Samantha age 40, buys a 20-year certain-and-life annuity due with a single premium. The annuity makes annual payments of $2,000$. If $i = 6\%$ and you are given the following table, find the reserve 5 years after issue. (hint: the benefit is an annuity)
$l_{40} = 39,143.64$
$l_{45} = 23,582.45$
$l_{60} = 400.49$
$\ddot{a}_{40} = 5.90503$
$\ddot{a}_{45} = 4.69803$
$\ddot{a}_{60} = 2.12522$
So far I have: (sorry, some of the notation is difficult to create)
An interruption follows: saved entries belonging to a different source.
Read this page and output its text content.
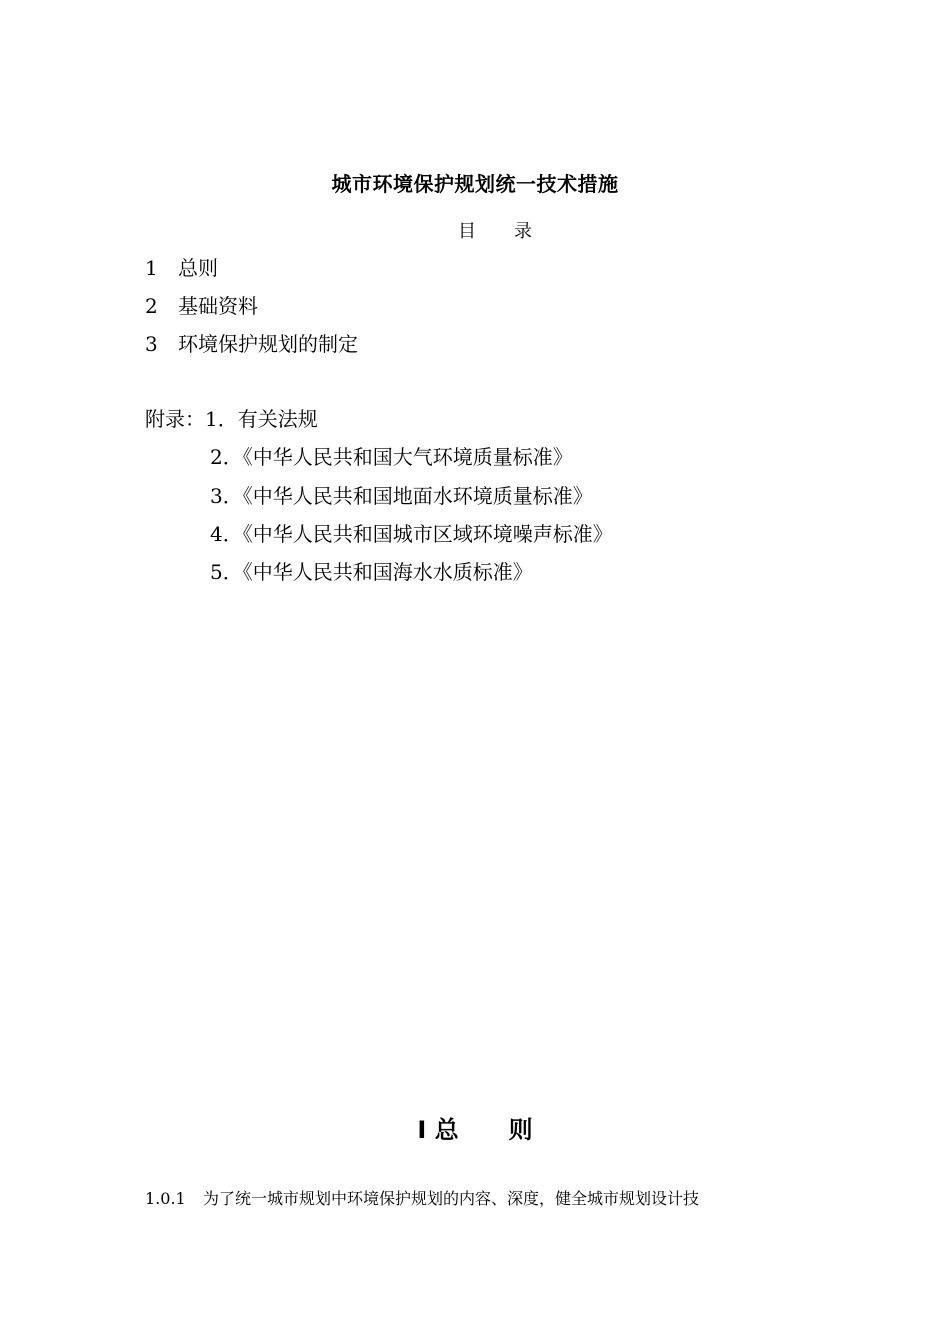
城市环境保护规划统一技术措施
目 录
1 总则
2 基础资料
3 环境保护规划的制定
附录：1．有关法规
2．《中华人民共和国大气环境质量标准》
3．《中华人民共和国地面水环境质量标准》
4．《中华人民共和国城市区域环境噪声标准》
5．《中华人民共和国海水水质标准》
Ⅰ 总 则
1.0.1 为了统一城市规划中环境保护规划的内容、深度，健全城市规划设计技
Premium (per 1 dollar) = $\dfrac{A_{40}}{\ddot{a}_{40:\overline{10}|}} = \dfrac{1 - d\ddot{a}_{40}}{\ddot{a}_{40:\overline{10}|}} = \dfrac{1 - (0.06/1.06)(5.90503)}{ ? }$
** I can't seem to figure out what $\ddot{a}_{40:\overline{10}|}$ is?
Furthermore, I know how to finally finish off the question as:
$2000 {}_5 ^{20}$$V_{40}= (2000)(1 - d\ddot{a}_{45}) - (2000)(\text{Premium})(\ddot{a}_{45:\overline{5}|})$
Any help would be greatly appreciated!!
The actuarial present value of the benefits is $$2000\ddot{a}_{\overline{40:\overline{20}|}} = 2000(\ddot{a}_{\overline{20}|}+{}_{20|}\ddot{a}_{40}) = 2000(\ddot{a}_{\overline{20}|}+\ddot{a}_{60}\cdot {}_{20}E_{40})$$ (do you see why?) and assuming the equivalence principle, note that you have a single premium, so letting $P$ be the single premium, $$P = 2000(\ddot{a}_{\overline{20}|}+\ddot{a}_{60}\cdot {}_{20}E_{40})\text{.}$$ I'm assuming you know how to compute these. You should know $\ddot{a}_{\overline{20}|}$ from FM.
The formula you have for the premium is false, since 1) we're not working with a whole-life insurance as the benefit, but rather, an annuity; 2) we only have ONE premium (so $\ddot{a}_{40:\overline{10}|}$ is unnecessary).
The reserve (I like using the simple notation ${}_{5}V$ for this) is $${}_{5}V = 2000\ddot{a}_{\overline{15}|}+{}_{15|}\ddot{a}_{45}=2000\ddot{a}_{\overline{15}|}+\ddot{a}_{60}\cdot {}_{15}E_{45}\text{.}$$ Note here that NO PREMIUM is included. (Why?)